Now I'm stuck on getting a bad request from Authentik; the SAML payload is missing. However, I don't think that's actually the case. The Jellyfin log says: SAML user: xyz has insufficient roles: []. Expected any one of: ["jellyfin"] and Error. Check permissions. when accessing Jellyfin from the Authentik dashboard. The tested account definitely has that role in Authenik, though. Authentik returns the groups as this schema. In Nextcloud and WordPress I had to add this link for attribute mapping purposes - is there such an option within this plugin?

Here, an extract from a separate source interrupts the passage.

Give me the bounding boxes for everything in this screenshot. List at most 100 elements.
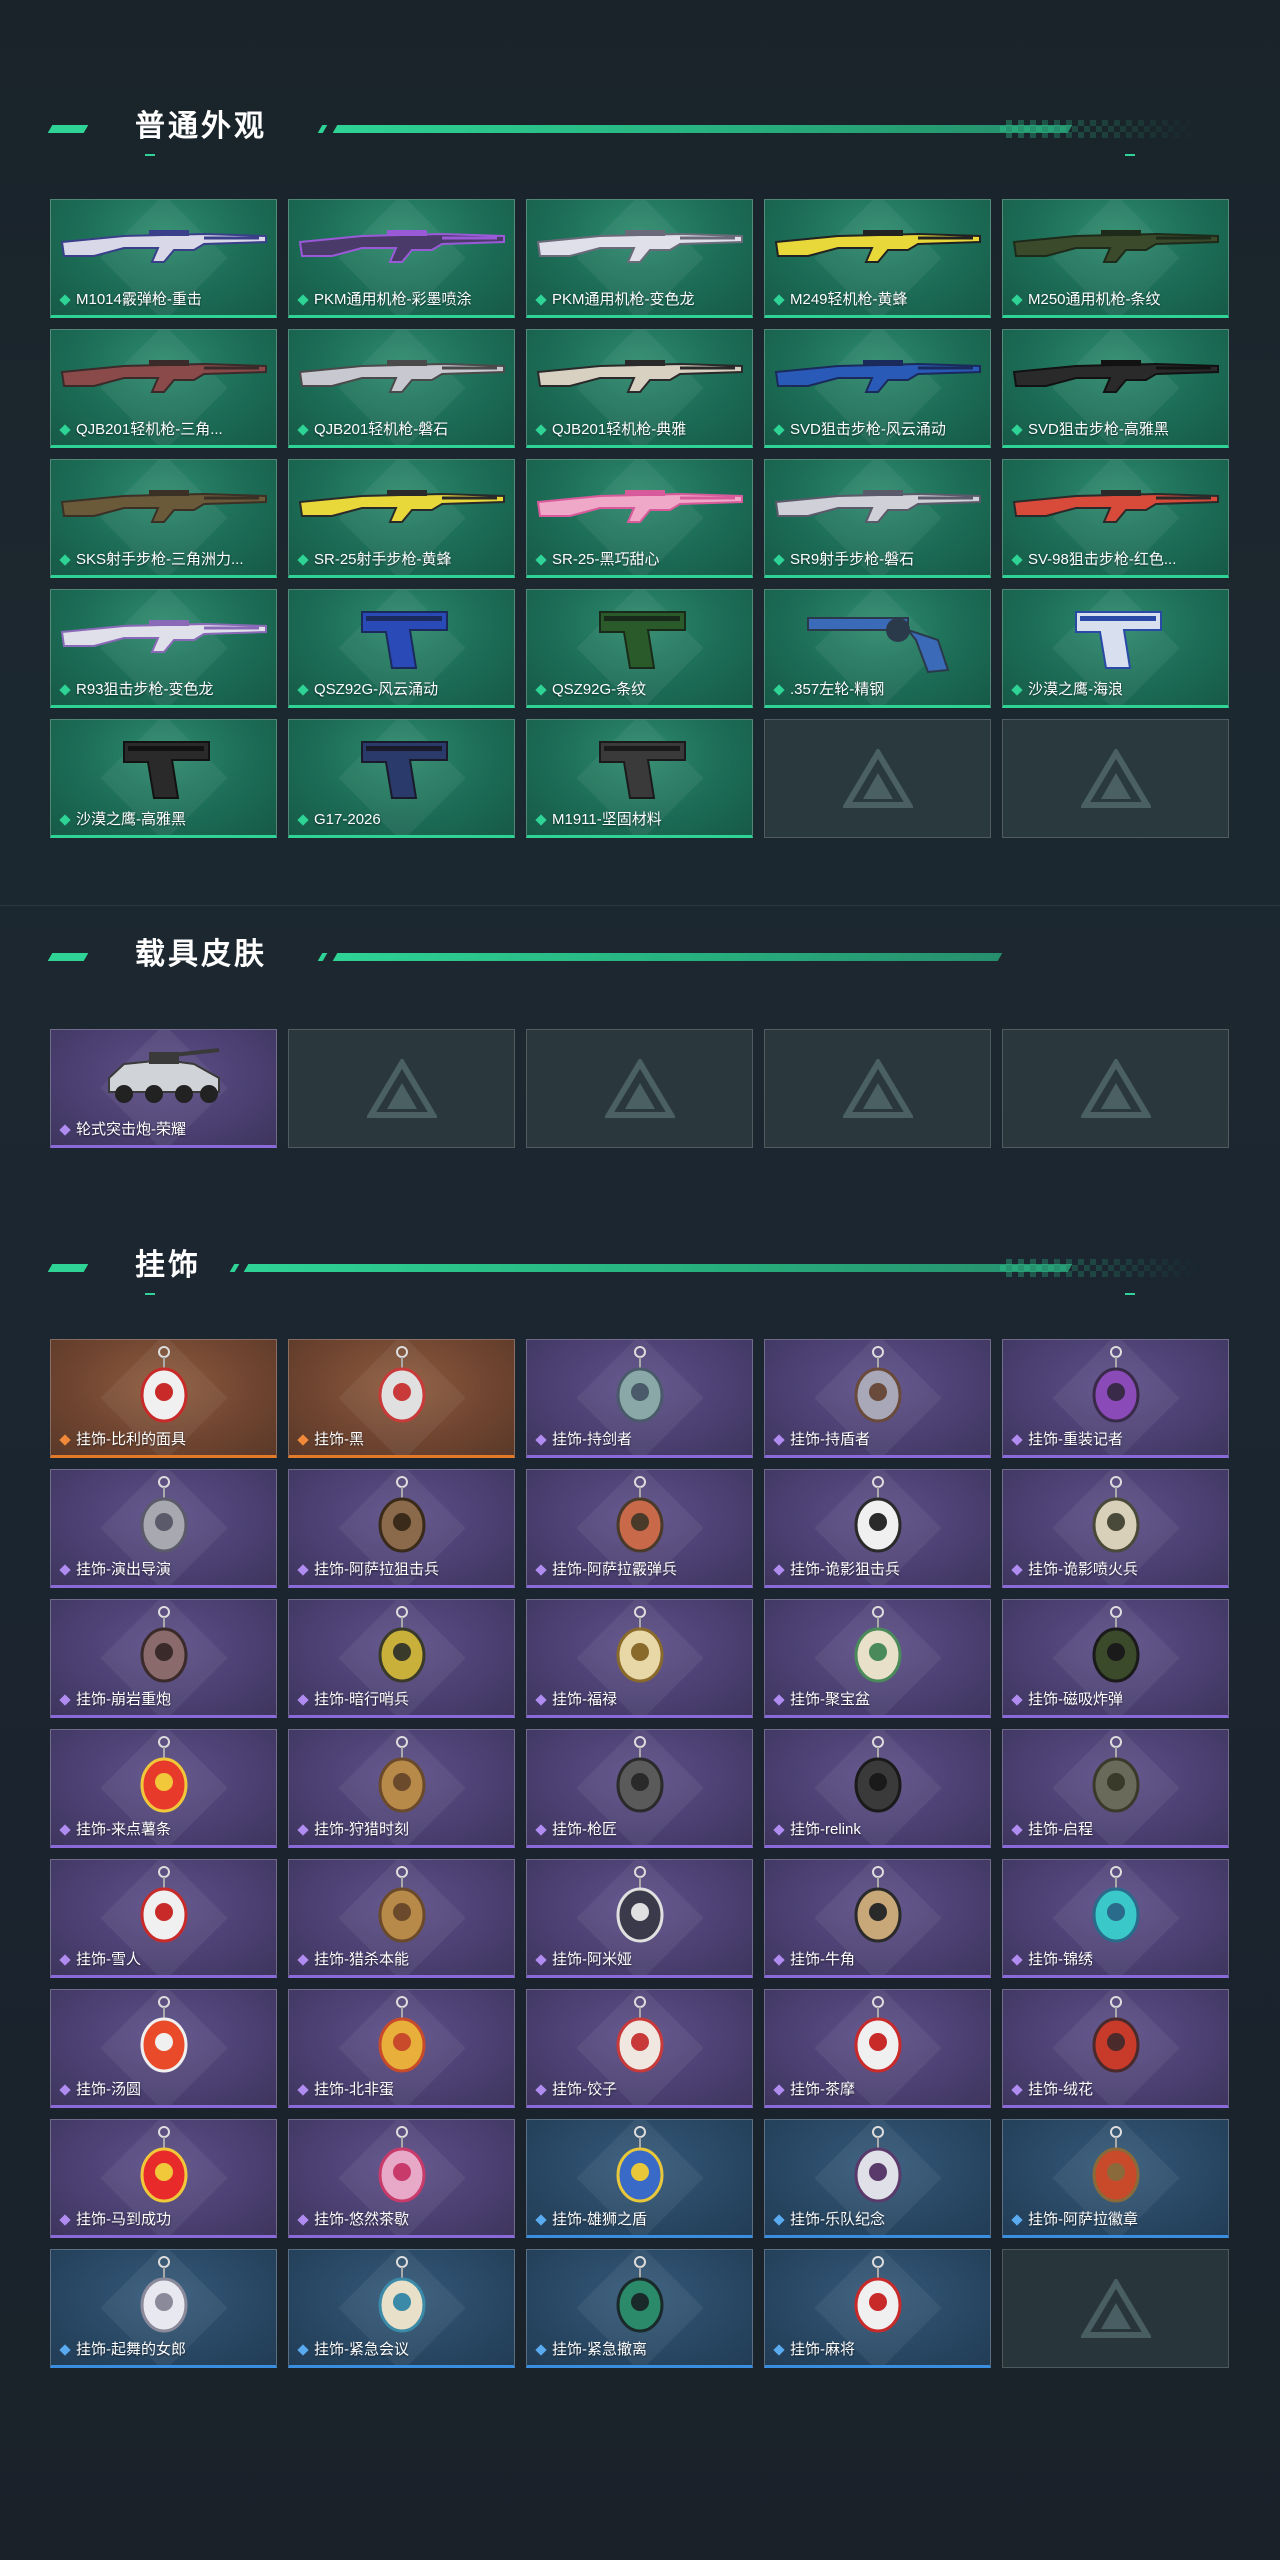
item-card[interactable]: SR-25射手步枪-黄蜂 <box>288 459 515 578</box>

I have added a SAML property mapping for groups within Authentik following your provider documentation (for OID). I am unsure of how to set these options on the plugin-side.
Edit: I got rid of the SAML payload error by using Authentik's SSO URL (IdP-initiated Login) instead of the regular post or redirect URLs that I got accustomed to using with all other apps in my suite.
9p4
commented
5 months ago To confirm, you are starting the flow by going to the /start/ or /p/ URLs, right?
DesertCookie
commented
5 months ago I am.
9p4
commented
5 months ago I think you need to set the SAML mapper to be named "Role". Maybe this should be user-configurable.
I don't see to be able to log in. The redirect from Authentik back to Jellyfin times out with its call such as
https://example.com/sso/OID/r/authentik?code=986a34064537407f841cf8ebb4cfba4b&state=vlpfRK6TPd9CmJq1gbwXsg.In Jellyfin, I get this error:
Here's my OpenID configuration:
I originally though about using Authentik with SAML as I already do that for Nextcloud. However, I was unsure about how to do that with this plugin.